Before he could respond, Kareem appeared at his side, voice low but sharp. "Yo, D, they got the back room open. Need you to peep something."
Darius didn't look at him. "Peep it for me."
Kareem eyed the women, then back at Darius. "We ain't here for a plus-one, remember?"
Alana and Tiana traded a quick glance, reading the static.
"I said peep it," Darius repeated, calm but final.
Kareem's jaw flexed, but he backed off. "Later," he mouthed.
Alana watched, sipping slow. "Your friend always that protective, or just when you're about to make mistakes?"
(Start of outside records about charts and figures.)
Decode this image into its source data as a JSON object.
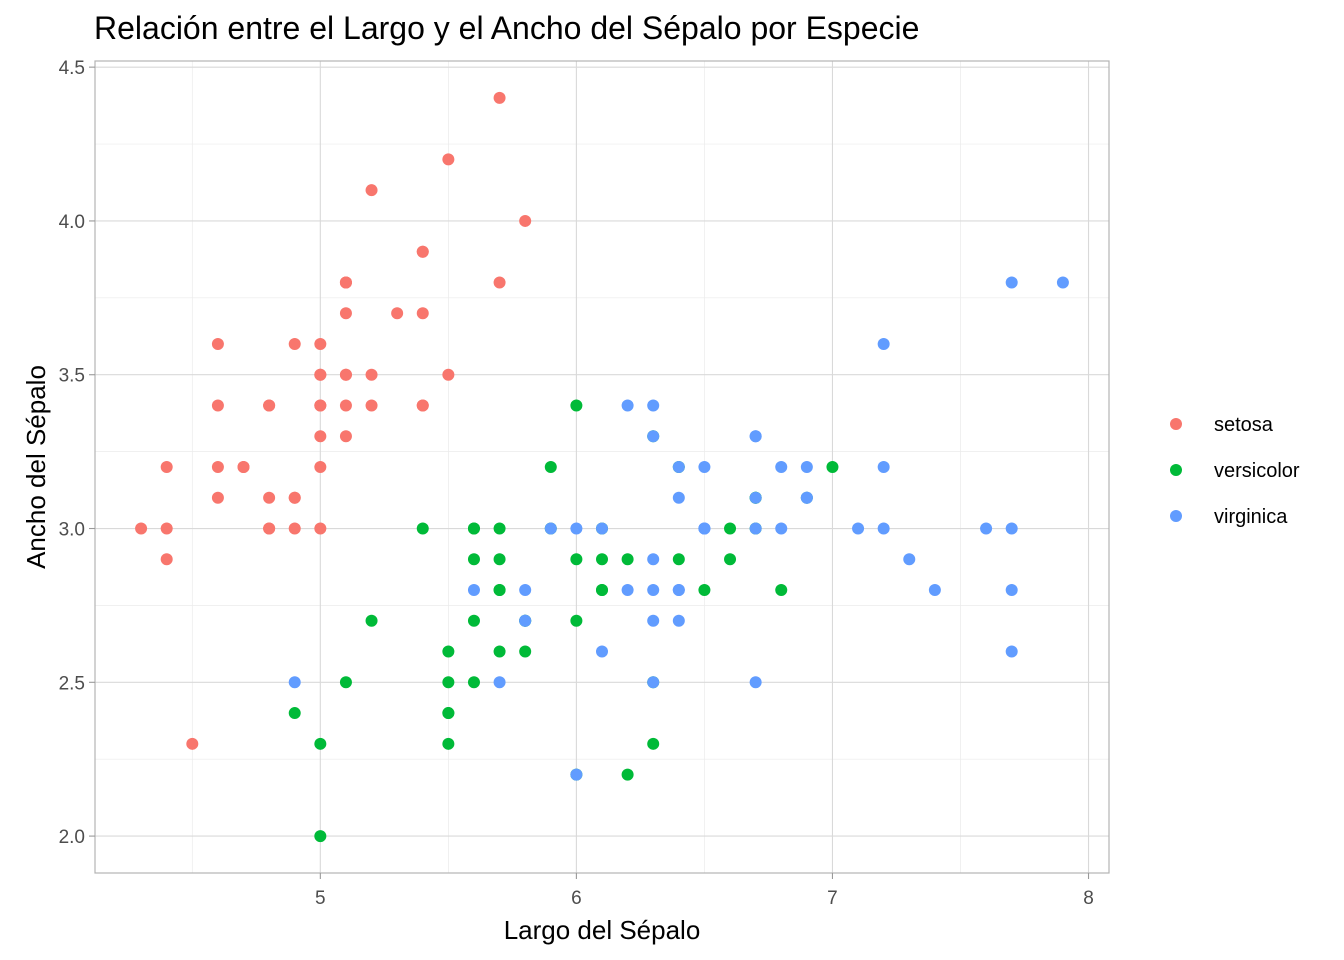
{
  "chart_data": {
    "type": "scatter",
    "title": "Relación entre el Largo y el Ancho del Sépalo por Especie",
    "xlabel": "Largo del Sépalo",
    "ylabel": "Ancho del Sépalo",
    "xlim": [
      4.12,
      8.08
    ],
    "ylim": [
      1.88,
      4.52
    ],
    "x_ticks": [
      5,
      6,
      7,
      8
    ],
    "x_tick_labels": [
      "5",
      "6",
      "7",
      "8"
    ],
    "y_ticks": [
      2.0,
      2.5,
      3.0,
      3.5,
      4.0,
      4.5
    ],
    "y_tick_labels": [
      "2.0",
      "2.5",
      "3.0",
      "3.5",
      "4.0",
      "4.5"
    ],
    "grid": true,
    "legend_position": "right",
    "series": [
      {
        "name": "setosa",
        "color": "#F8766D",
        "points": [
          [
            5.1,
            3.5
          ],
          [
            4.9,
            3.0
          ],
          [
            4.7,
            3.2
          ],
          [
            4.6,
            3.1
          ],
          [
            5.0,
            3.6
          ],
          [
            5.4,
            3.9
          ],
          [
            4.6,
            3.4
          ],
          [
            5.0,
            3.4
          ],
          [
            4.4,
            2.9
          ],
          [
            4.9,
            3.1
          ],
          [
            5.4,
            3.7
          ],
          [
            4.8,
            3.4
          ],
          [
            4.8,
            3.0
          ],
          [
            4.3,
            3.0
          ],
          [
            5.8,
            4.0
          ],
          [
            5.7,
            4.4
          ],
          [
            5.4,
            3.9
          ],
          [
            5.1,
            3.5
          ],
          [
            5.7,
            3.8
          ],
          [
            5.1,
            3.8
          ],
          [
            5.4,
            3.4
          ],
          [
            5.1,
            3.7
          ],
          [
            4.6,
            3.6
          ],
          [
            5.1,
            3.3
          ],
          [
            4.8,
            3.4
          ],
          [
            5.0,
            3.0
          ],
          [
            5.0,
            3.4
          ],
          [
            5.2,
            3.5
          ],
          [
            5.2,
            3.4
          ],
          [
            4.7,
            3.2
          ],
          [
            4.8,
            3.1
          ],
          [
            5.4,
            3.4
          ],
          [
            5.2,
            4.1
          ],
          [
            5.5,
            4.2
          ],
          [
            4.9,
            3.1
          ],
          [
            5.0,
            3.2
          ],
          [
            5.5,
            3.5
          ],
          [
            4.9,
            3.6
          ],
          [
            4.4,
            3.0
          ],
          [
            5.1,
            3.4
          ],
          [
            5.0,
            3.5
          ],
          [
            4.5,
            2.3
          ],
          [
            4.4,
            3.2
          ],
          [
            5.0,
            3.5
          ],
          [
            5.1,
            3.8
          ],
          [
            4.8,
            3.0
          ],
          [
            5.1,
            3.8
          ],
          [
            4.6,
            3.2
          ],
          [
            5.3,
            3.7
          ],
          [
            5.0,
            3.3
          ]
        ]
      },
      {
        "name": "versicolor",
        "color": "#00BA38",
        "points": [
          [
            7.0,
            3.2
          ],
          [
            6.4,
            3.2
          ],
          [
            6.9,
            3.1
          ],
          [
            5.5,
            2.3
          ],
          [
            6.5,
            2.8
          ],
          [
            5.7,
            2.8
          ],
          [
            6.3,
            3.3
          ],
          [
            4.9,
            2.4
          ],
          [
            6.6,
            2.9
          ],
          [
            5.2,
            2.7
          ],
          [
            5.0,
            2.0
          ],
          [
            5.9,
            3.0
          ],
          [
            6.0,
            2.2
          ],
          [
            6.1,
            2.9
          ],
          [
            5.6,
            2.9
          ],
          [
            6.7,
            3.1
          ],
          [
            5.6,
            3.0
          ],
          [
            5.8,
            2.7
          ],
          [
            6.2,
            2.2
          ],
          [
            5.6,
            2.5
          ],
          [
            5.9,
            3.2
          ],
          [
            6.1,
            2.8
          ],
          [
            6.3,
            2.5
          ],
          [
            6.1,
            2.8
          ],
          [
            6.4,
            2.9
          ],
          [
            6.6,
            3.0
          ],
          [
            6.8,
            2.8
          ],
          [
            6.7,
            3.0
          ],
          [
            6.0,
            2.9
          ],
          [
            5.7,
            2.6
          ],
          [
            5.5,
            2.4
          ],
          [
            5.5,
            2.4
          ],
          [
            5.8,
            2.7
          ],
          [
            6.0,
            2.7
          ],
          [
            5.4,
            3.0
          ],
          [
            6.0,
            3.4
          ],
          [
            6.7,
            3.1
          ],
          [
            6.3,
            2.3
          ],
          [
            5.6,
            3.0
          ],
          [
            5.5,
            2.5
          ],
          [
            5.5,
            2.6
          ],
          [
            6.1,
            3.0
          ],
          [
            5.8,
            2.6
          ],
          [
            5.0,
            2.3
          ],
          [
            5.6,
            2.7
          ],
          [
            5.7,
            3.0
          ],
          [
            5.7,
            2.9
          ],
          [
            6.2,
            2.9
          ],
          [
            5.1,
            2.5
          ],
          [
            5.7,
            2.8
          ]
        ]
      },
      {
        "name": "virginica",
        "color": "#619CFF",
        "points": [
          [
            6.3,
            3.3
          ],
          [
            5.8,
            2.7
          ],
          [
            7.1,
            3.0
          ],
          [
            6.3,
            2.9
          ],
          [
            6.5,
            3.0
          ],
          [
            7.6,
            3.0
          ],
          [
            4.9,
            2.5
          ],
          [
            7.3,
            2.9
          ],
          [
            6.7,
            2.5
          ],
          [
            7.2,
            3.6
          ],
          [
            6.5,
            3.2
          ],
          [
            6.4,
            2.7
          ],
          [
            6.8,
            3.0
          ],
          [
            5.7,
            2.5
          ],
          [
            5.8,
            2.8
          ],
          [
            6.4,
            3.2
          ],
          [
            6.5,
            3.0
          ],
          [
            7.7,
            3.8
          ],
          [
            7.7,
            2.6
          ],
          [
            6.0,
            2.2
          ],
          [
            6.9,
            3.2
          ],
          [
            5.6,
            2.8
          ],
          [
            7.7,
            2.8
          ],
          [
            6.3,
            2.7
          ],
          [
            6.7,
            3.3
          ],
          [
            7.2,
            3.2
          ],
          [
            6.2,
            2.8
          ],
          [
            6.1,
            3.0
          ],
          [
            6.4,
            2.8
          ],
          [
            7.2,
            3.0
          ],
          [
            7.4,
            2.8
          ],
          [
            7.9,
            3.8
          ],
          [
            6.4,
            2.8
          ],
          [
            6.3,
            2.8
          ],
          [
            6.1,
            2.6
          ],
          [
            7.7,
            3.0
          ],
          [
            6.3,
            3.4
          ],
          [
            6.4,
            3.1
          ],
          [
            6.0,
            3.0
          ],
          [
            6.9,
            3.1
          ],
          [
            6.7,
            3.1
          ],
          [
            6.9,
            3.1
          ],
          [
            5.8,
            2.7
          ],
          [
            6.8,
            3.2
          ],
          [
            6.7,
            3.3
          ],
          [
            6.7,
            3.0
          ],
          [
            6.3,
            2.5
          ],
          [
            6.5,
            3.0
          ],
          [
            6.2,
            3.4
          ],
          [
            5.9,
            3.0
          ]
        ]
      }
    ]
  }
}
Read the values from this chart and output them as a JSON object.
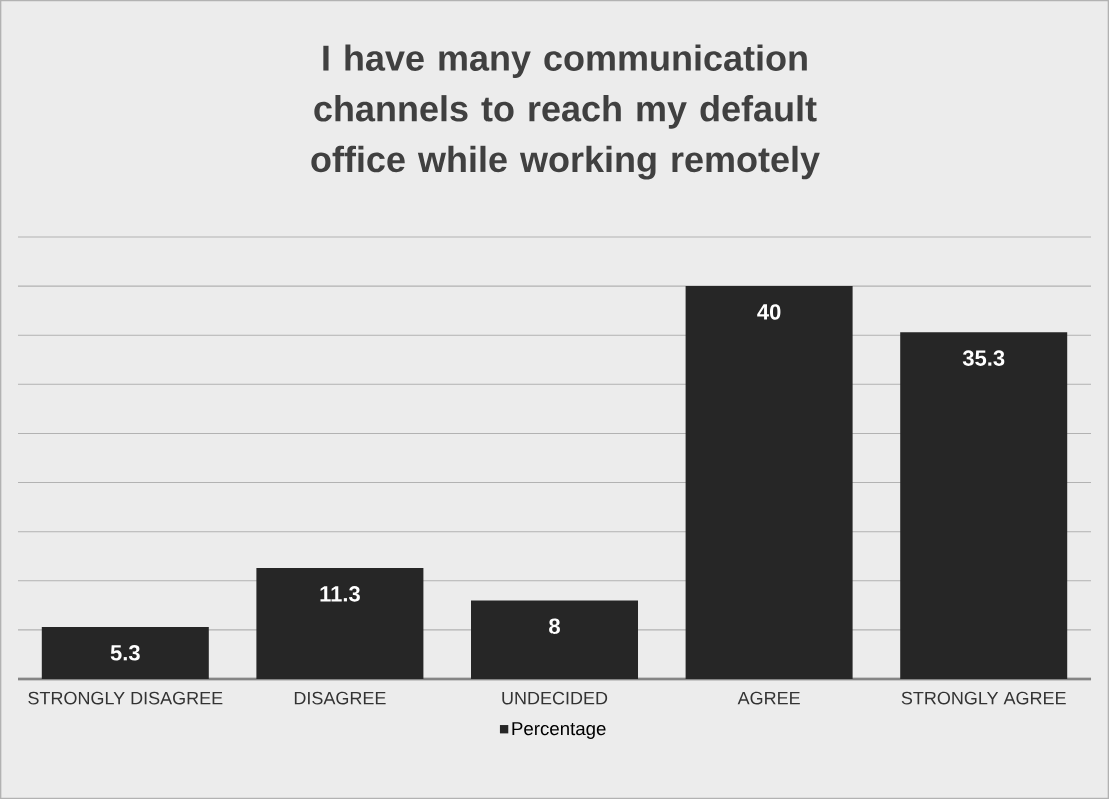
{
  "chart_data": {
    "type": "bar",
    "title": "I have many communication channels to reach my default office while working remotely",
    "categories": [
      "STRONGLY DISAGREE",
      "DISAGREE",
      "UNDECIDED",
      "AGREE",
      "STRONGLY AGREE"
    ],
    "series": [
      {
        "name": "Percentage",
        "color": "#262626",
        "values": [
          5.3,
          11.3,
          8,
          40,
          35.3
        ]
      }
    ],
    "ylim": [
      0,
      45
    ],
    "yticks": [
      {
        "value": 0,
        "label": null
      },
      {
        "value": 5,
        "label": null
      },
      {
        "value": 10,
        "label": null
      },
      {
        "value": 15,
        "label": null
      },
      {
        "value": 20,
        "label": null
      },
      {
        "value": 25,
        "label": null
      },
      {
        "value": 30,
        "label": null
      },
      {
        "value": 35,
        "label": null
      },
      {
        "value": 40,
        "label": null
      },
      {
        "value": 45,
        "label": null
      }
    ],
    "grid": "y",
    "tick_labels": "x",
    "data_labels": true,
    "legend": "bottom"
  }
}
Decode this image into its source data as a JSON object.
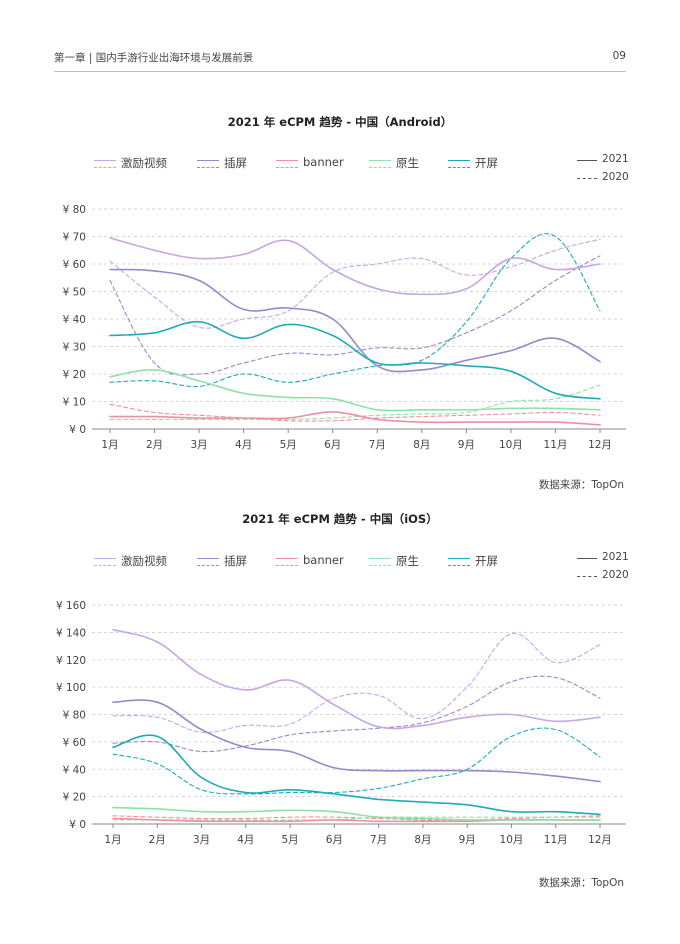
{
  "header": {
    "left": "第一章 | 国内手游行业出海环境与发展前景",
    "page_number": "09"
  },
  "legend_years": {
    "solid": "2021",
    "dashed": "2020"
  },
  "source_note": "数据来源：TopOn",
  "colors": {
    "激励视频": "#c7a6e6",
    "插屏": "#9888cc",
    "banner": "#ee8fa0",
    "原生": "#90e0a8",
    "开屏": "#20a9b8"
  },
  "chart_data": [
    {
      "type": "line",
      "title": "2021 年 eCPM 趋势 - 中国（Android）",
      "categories": [
        "1月",
        "2月",
        "3月",
        "4月",
        "5月",
        "6月",
        "7月",
        "8月",
        "9月",
        "10月",
        "11月",
        "12月"
      ],
      "y_tick_labels": [
        "¥ 0",
        "¥ 10",
        "¥ 20",
        "¥ 30",
        "¥ 40",
        "¥ 50",
        "¥ 60",
        "¥ 70",
        "¥ 80"
      ],
      "ylim": [
        0,
        80
      ],
      "grid": true,
      "legend": "top",
      "series": [
        {
          "name": "激励视频",
          "year": "2021",
          "values": [
            69.5,
            65,
            62,
            63.5,
            68.5,
            58,
            51,
            49,
            51,
            62,
            58,
            60
          ]
        },
        {
          "name": "激励视频",
          "year": "2020",
          "values": [
            61,
            48,
            37,
            40,
            43,
            57,
            60,
            62,
            56,
            59,
            65,
            69
          ]
        },
        {
          "name": "插屏",
          "year": "2021",
          "values": [
            58,
            57.5,
            54,
            43.5,
            44,
            40,
            23,
            21.5,
            25,
            28.5,
            33,
            24.5
          ]
        },
        {
          "name": "插屏",
          "year": "2020",
          "values": [
            54,
            24,
            20,
            24,
            27.5,
            27,
            29.5,
            29.5,
            35,
            43,
            54,
            63
          ]
        },
        {
          "name": "banner",
          "year": "2021",
          "values": [
            4.5,
            4.5,
            4,
            4,
            4,
            6.2,
            3.5,
            2.5,
            2.5,
            2.5,
            2.5,
            1.5
          ]
        },
        {
          "name": "banner",
          "year": "2020",
          "values": [
            9,
            6,
            5,
            4,
            3,
            3,
            4,
            4.5,
            5,
            5.5,
            6,
            5
          ]
        },
        {
          "name": "原生",
          "year": "2021",
          "values": [
            19,
            21.5,
            17.5,
            13,
            11.5,
            11,
            7,
            7,
            7,
            7.5,
            7.5,
            7
          ]
        },
        {
          "name": "原生",
          "year": "2020",
          "values": [
            3.5,
            3.5,
            3.5,
            3.5,
            3.5,
            4,
            5,
            5.5,
            6,
            10,
            11,
            16
          ]
        },
        {
          "name": "开屏",
          "year": "2021",
          "values": [
            34,
            35,
            39,
            33,
            38,
            34,
            24,
            24,
            23,
            21,
            13,
            11
          ]
        },
        {
          "name": "开屏",
          "year": "2020",
          "values": [
            17,
            17.5,
            15.5,
            20,
            17,
            20,
            23,
            25,
            39,
            62,
            70,
            43
          ]
        }
      ]
    },
    {
      "type": "line",
      "title": "2021 年 eCPM 趋势 - 中国（iOS）",
      "categories": [
        "1月",
        "2月",
        "3月",
        "4月",
        "5月",
        "6月",
        "7月",
        "8月",
        "9月",
        "10月",
        "11月",
        "12月"
      ],
      "y_tick_labels": [
        "¥ 0",
        "¥ 20",
        "¥ 40",
        "¥ 60",
        "¥ 80",
        "¥ 100",
        "¥ 120",
        "¥ 140",
        "¥ 160"
      ],
      "ylim": [
        0,
        160
      ],
      "grid": true,
      "legend": "top",
      "series": [
        {
          "name": "激励视频",
          "year": "2021",
          "values": [
            142,
            133,
            109,
            98,
            105,
            87,
            71,
            72,
            78,
            80,
            75,
            78
          ]
        },
        {
          "name": "激励视频",
          "year": "2020",
          "values": [
            79,
            78,
            67,
            72,
            73,
            92,
            94,
            77,
            100,
            139,
            118,
            131
          ]
        },
        {
          "name": "插屏",
          "year": "2021",
          "values": [
            89,
            89,
            69,
            56,
            53,
            41,
            39,
            39,
            39,
            38,
            35,
            31
          ]
        },
        {
          "name": "插屏",
          "year": "2020",
          "values": [
            59,
            60,
            53,
            57,
            65,
            68,
            70,
            74,
            86,
            104,
            107,
            92
          ]
        },
        {
          "name": "banner",
          "year": "2021",
          "values": [
            4,
            3,
            2,
            2,
            2,
            3,
            2,
            2,
            2,
            3,
            3,
            3
          ]
        },
        {
          "name": "banner",
          "year": "2020",
          "values": [
            6,
            5,
            4,
            4,
            5,
            5,
            4,
            3,
            3,
            4,
            5,
            6
          ]
        },
        {
          "name": "原生",
          "year": "2021",
          "values": [
            12,
            11,
            9,
            9,
            10,
            9,
            5,
            4,
            3,
            3,
            3,
            3
          ]
        },
        {
          "name": "原生",
          "year": "2020",
          "values": [
            3,
            3,
            3,
            3,
            3,
            3,
            5,
            5,
            5,
            5,
            5,
            5
          ]
        },
        {
          "name": "开屏",
          "year": "2021",
          "values": [
            56,
            64,
            34,
            23,
            25,
            22,
            18,
            16,
            14,
            9,
            9,
            7
          ]
        },
        {
          "name": "开屏",
          "year": "2020",
          "values": [
            51,
            44,
            25,
            22,
            23,
            23,
            26,
            33,
            40,
            64,
            69,
            49
          ]
        }
      ]
    }
  ]
}
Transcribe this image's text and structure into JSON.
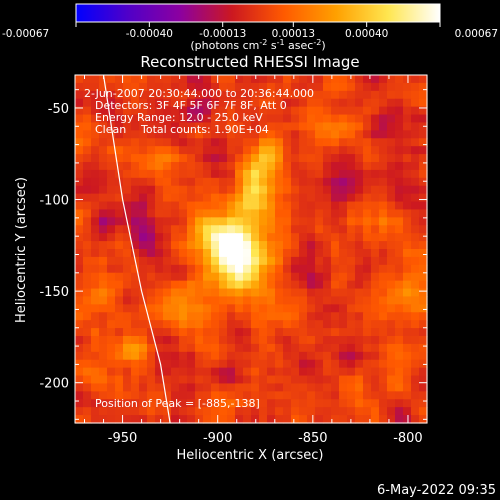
{
  "chart_data": {
    "type": "heatmap",
    "title": "Reconstructed RHESSI Image",
    "xlabel": "Heliocentric X (arcsec)",
    "ylabel": "Heliocentric Y (arcsec)",
    "xlim": [
      -975,
      -790
    ],
    "ylim": [
      -222,
      -32
    ],
    "x_ticks": [
      -950,
      -900,
      -850,
      -800
    ],
    "x_tick_labels": [
      "-950",
      "-900",
      "-850",
      "-800"
    ],
    "y_ticks": [
      -200,
      -150,
      -100,
      -50
    ],
    "y_tick_labels": [
      "-200",
      "-150",
      "-100",
      "-50"
    ],
    "colorbar": {
      "range": [
        -0.00067,
        0.00067
      ],
      "tick_values": [
        -0.00067,
        -0.0004,
        -0.00013,
        0.00013,
        0.0004,
        0.00067
      ],
      "tick_labels": [
        "-0.00067",
        "-0.00040",
        "-0.00013",
        "0.00013",
        "0.00040",
        "0.00067"
      ],
      "units_main": "(photons cm",
      "units_exp1": "-2",
      "units_mid1": " s",
      "units_exp2": "-1",
      "units_mid2": " asec",
      "units_exp3": "-2",
      "units_end": ")",
      "colors": [
        "#0000ff",
        "#5000c8",
        "#8c00a0",
        "#cc1820",
        "#ff5a00",
        "#ffa000",
        "#ffe650",
        "#ffffff"
      ]
    },
    "annotations": {
      "time": " 2-Jun-2007 20:30:44.000 to 20:36:44.000",
      "detectors": "Detectors: 3F 4F 5F 6F 7F 8F, Att 0",
      "energy": "Energy Range: 12.0 - 25.0 keV",
      "clean": "Clean",
      "counts": "Total counts: 1.90E+04",
      "peak": "Position of Peak = [-885,-138]"
    },
    "peak": {
      "x": -885,
      "y": -138
    },
    "limb_curve": [
      [
        -960,
        -32
      ],
      [
        -950,
        -100
      ],
      [
        -940,
        -150
      ],
      [
        -930,
        -190
      ],
      [
        -925,
        -222
      ]
    ],
    "sources": [
      {
        "x": -888,
        "y": -132,
        "sx": 11,
        "sy": 13,
        "amp": 0.00072
      },
      {
        "x": -882,
        "y": -95,
        "sx": 7,
        "sy": 13,
        "amp": 0.0005
      },
      {
        "x": -903,
        "y": -120,
        "sx": 9,
        "sy": 9,
        "amp": 0.0004
      },
      {
        "x": -873,
        "y": -72,
        "sx": 6,
        "sy": 9,
        "amp": 0.00028
      },
      {
        "x": -915,
        "y": -160,
        "sx": 8,
        "sy": 8,
        "amp": 0.00022
      },
      {
        "x": -870,
        "y": -160,
        "sx": 7,
        "sy": 7,
        "amp": 0.0002
      },
      {
        "x": -945,
        "y": -183,
        "sx": 5,
        "sy": 5,
        "amp": 0.00022
      },
      {
        "x": -958,
        "y": -150,
        "sx": 6,
        "sy": 9,
        "amp": 0.00015
      },
      {
        "x": -948,
        "y": -75,
        "sx": 6,
        "sy": 6,
        "amp": 0.00014
      },
      {
        "x": -930,
        "y": -78,
        "sx": 5,
        "sy": 5,
        "amp": 0.00016
      },
      {
        "x": -800,
        "y": -150,
        "sx": 9,
        "sy": 14,
        "amp": 0.00016
      },
      {
        "x": -805,
        "y": -192,
        "sx": 8,
        "sy": 8,
        "amp": 0.00015
      },
      {
        "x": -828,
        "y": -205,
        "sx": 7,
        "sy": 6,
        "amp": 0.00013
      },
      {
        "x": -815,
        "y": -110,
        "sx": 6,
        "sy": 6,
        "amp": 0.00012
      },
      {
        "x": -840,
        "y": -55,
        "sx": 7,
        "sy": 5,
        "amp": 0.0001
      },
      {
        "x": -965,
        "y": -195,
        "sx": 5,
        "sy": 5,
        "amp": 0.00012
      },
      {
        "x": -960,
        "y": -110,
        "sx": 5,
        "sy": 6,
        "amp": -0.0002
      },
      {
        "x": -940,
        "y": -115,
        "sx": 5,
        "sy": 9,
        "amp": -0.0002
      },
      {
        "x": -830,
        "y": -90,
        "sx": 7,
        "sy": 7,
        "amp": -0.00016
      },
      {
        "x": -850,
        "y": -130,
        "sx": 5,
        "sy": 7,
        "amp": -0.00014
      },
      {
        "x": -895,
        "y": -195,
        "sx": 8,
        "sy": 5,
        "amp": -0.00015
      },
      {
        "x": -912,
        "y": -52,
        "sx": 7,
        "sy": 5,
        "amp": -0.00015
      },
      {
        "x": -815,
        "y": -60,
        "sx": 7,
        "sy": 6,
        "amp": -0.00013
      }
    ]
  },
  "footer": {
    "timestamp": "6-May-2022 09:35"
  }
}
"He sees clouds and calls them storms," Darius said.
"Sometimes they are," Tiana said.
"Sometimes they're shade," he replied.
That drew a real laugh out of Alana—soft, unplanned. She set her glass neatly back on its water ring. Little habits like that told Darius she liked control, just like him.
"You dance?" he asked.
"Tiana dances," Alana said. "I observe."
"So observe me trying." He stepped back, offering his hand without begging.
She didn't take it. Just held his eyes, shook her head. "Not yet."
"Yet implies later," he said.
"Later implies you make it that far." Her smile was a dare, not an invitation.
Darius let it sit. Pressing would've been cheap. Instead, he slid a napkin across with a pen.
"You don't have to give me your number," he said. "But if you write a time, I'll be there. No questions. I'm good at reservations."
Alana twirled the pen, clicked it twice, and for the first time that night, looked like she might be the one rehearsing.